ReviewSouth East

BRIGHTON FRINGE: Cissie and Ada – The Old Courtroom

Creators: OCR Productions

Reviewer: Simon Topping

Cissie and Ada, the immortal comic characters created by the late great Les Dawson, aided by the wonderfully talented Roy Barraclough and sparklingly written by Terry Ravenscroft, were firm favourites of British television in the 1970s and 80s.

Tonight drag artistes Linda Bacardi and Stephanie Von Clitz promise to bring those characters to life once more in a hilarious adaptation and re-enactment; all the old laughs with some new twists.  As the lights go down and into music begins the audience wait expectantly in anticipation of a fitting tribute to the two legends.

For the first minute or so the crowd believe a subversive performance is about the take shape as Bacardi playing Dawson comes out with a penis shaped ice lolly for a rendition of the first sketch: A week at the Seaside.  Quite soon, however, it becomes clear that the show is neither innovative nor homage but merely a lip-syncing plod through several classic skits with original soundtrack playing as the action takes place (accompanying projection of images relating to the location of each piece displayed behind).
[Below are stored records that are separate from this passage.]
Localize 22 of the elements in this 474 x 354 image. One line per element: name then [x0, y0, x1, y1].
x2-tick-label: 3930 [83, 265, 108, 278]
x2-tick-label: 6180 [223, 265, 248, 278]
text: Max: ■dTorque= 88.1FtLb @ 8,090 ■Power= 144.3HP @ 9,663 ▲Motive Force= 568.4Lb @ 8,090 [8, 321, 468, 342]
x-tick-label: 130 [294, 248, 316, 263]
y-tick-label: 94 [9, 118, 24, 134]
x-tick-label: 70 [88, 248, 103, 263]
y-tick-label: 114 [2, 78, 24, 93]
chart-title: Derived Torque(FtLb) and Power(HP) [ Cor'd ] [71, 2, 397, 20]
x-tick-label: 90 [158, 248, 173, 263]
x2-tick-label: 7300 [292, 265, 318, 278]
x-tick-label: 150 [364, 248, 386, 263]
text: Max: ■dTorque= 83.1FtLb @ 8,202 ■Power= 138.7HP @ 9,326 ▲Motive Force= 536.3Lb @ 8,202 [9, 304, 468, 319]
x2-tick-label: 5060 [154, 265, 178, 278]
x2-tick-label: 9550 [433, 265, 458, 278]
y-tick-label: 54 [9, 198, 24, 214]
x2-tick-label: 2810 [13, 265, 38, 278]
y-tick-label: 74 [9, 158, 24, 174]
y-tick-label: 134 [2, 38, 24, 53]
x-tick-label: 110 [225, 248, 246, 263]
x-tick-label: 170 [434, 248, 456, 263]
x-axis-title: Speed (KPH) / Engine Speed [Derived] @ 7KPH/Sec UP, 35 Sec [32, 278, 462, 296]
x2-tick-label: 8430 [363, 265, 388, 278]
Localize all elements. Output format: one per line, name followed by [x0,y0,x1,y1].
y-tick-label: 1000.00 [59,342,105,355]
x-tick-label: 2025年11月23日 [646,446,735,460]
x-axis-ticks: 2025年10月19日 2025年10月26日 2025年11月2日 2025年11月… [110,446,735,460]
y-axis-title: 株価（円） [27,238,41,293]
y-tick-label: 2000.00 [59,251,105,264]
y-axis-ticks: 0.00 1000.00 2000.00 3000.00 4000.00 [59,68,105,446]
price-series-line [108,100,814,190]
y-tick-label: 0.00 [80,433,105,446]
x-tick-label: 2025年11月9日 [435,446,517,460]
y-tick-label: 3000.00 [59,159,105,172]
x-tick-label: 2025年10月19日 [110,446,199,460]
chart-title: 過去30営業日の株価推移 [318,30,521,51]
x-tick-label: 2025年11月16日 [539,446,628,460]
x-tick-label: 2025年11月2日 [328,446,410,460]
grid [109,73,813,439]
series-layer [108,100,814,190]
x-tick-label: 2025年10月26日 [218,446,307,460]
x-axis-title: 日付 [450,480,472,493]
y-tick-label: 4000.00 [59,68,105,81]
The lip syncing itself is mostly poor and has the frustrating ability to draw attention away from the fabulous material you can hear being performed. Both Bacardi and Von Clitz do not comedically embody their characters well.  They are stiff and slow, always one beat behind the material which shatters the comedy timing.  The show becomes infinitely better when eyes are closed, focusing on the original delivery.  Half a dozen or so sketches are done in this way in the first half as we limp to the interval.

A vastly thinned public return for part two, willing the piece to have a shift in pace or try something new.  Disappointingly the hardy remainder just receive thirty more minutes of the same; no new twists, very little laughs and an oddly low energy performance.

Cissie and Ada could be performed well; the duo on stage have missed a trick.  Why not learn the comedy and perform it in your own voices?  Perhaps have a modern take on it all; make it risqué or anarchic. On the basis of this performance, the crowd cannot be sure if Von Clitz and Bacardi are even Les Dawson fans and need to go back to the drawing board to find its heart and who it is for.

It comes as a relief when the review ends; the audience leave in silence, wondering just exactly what has happened.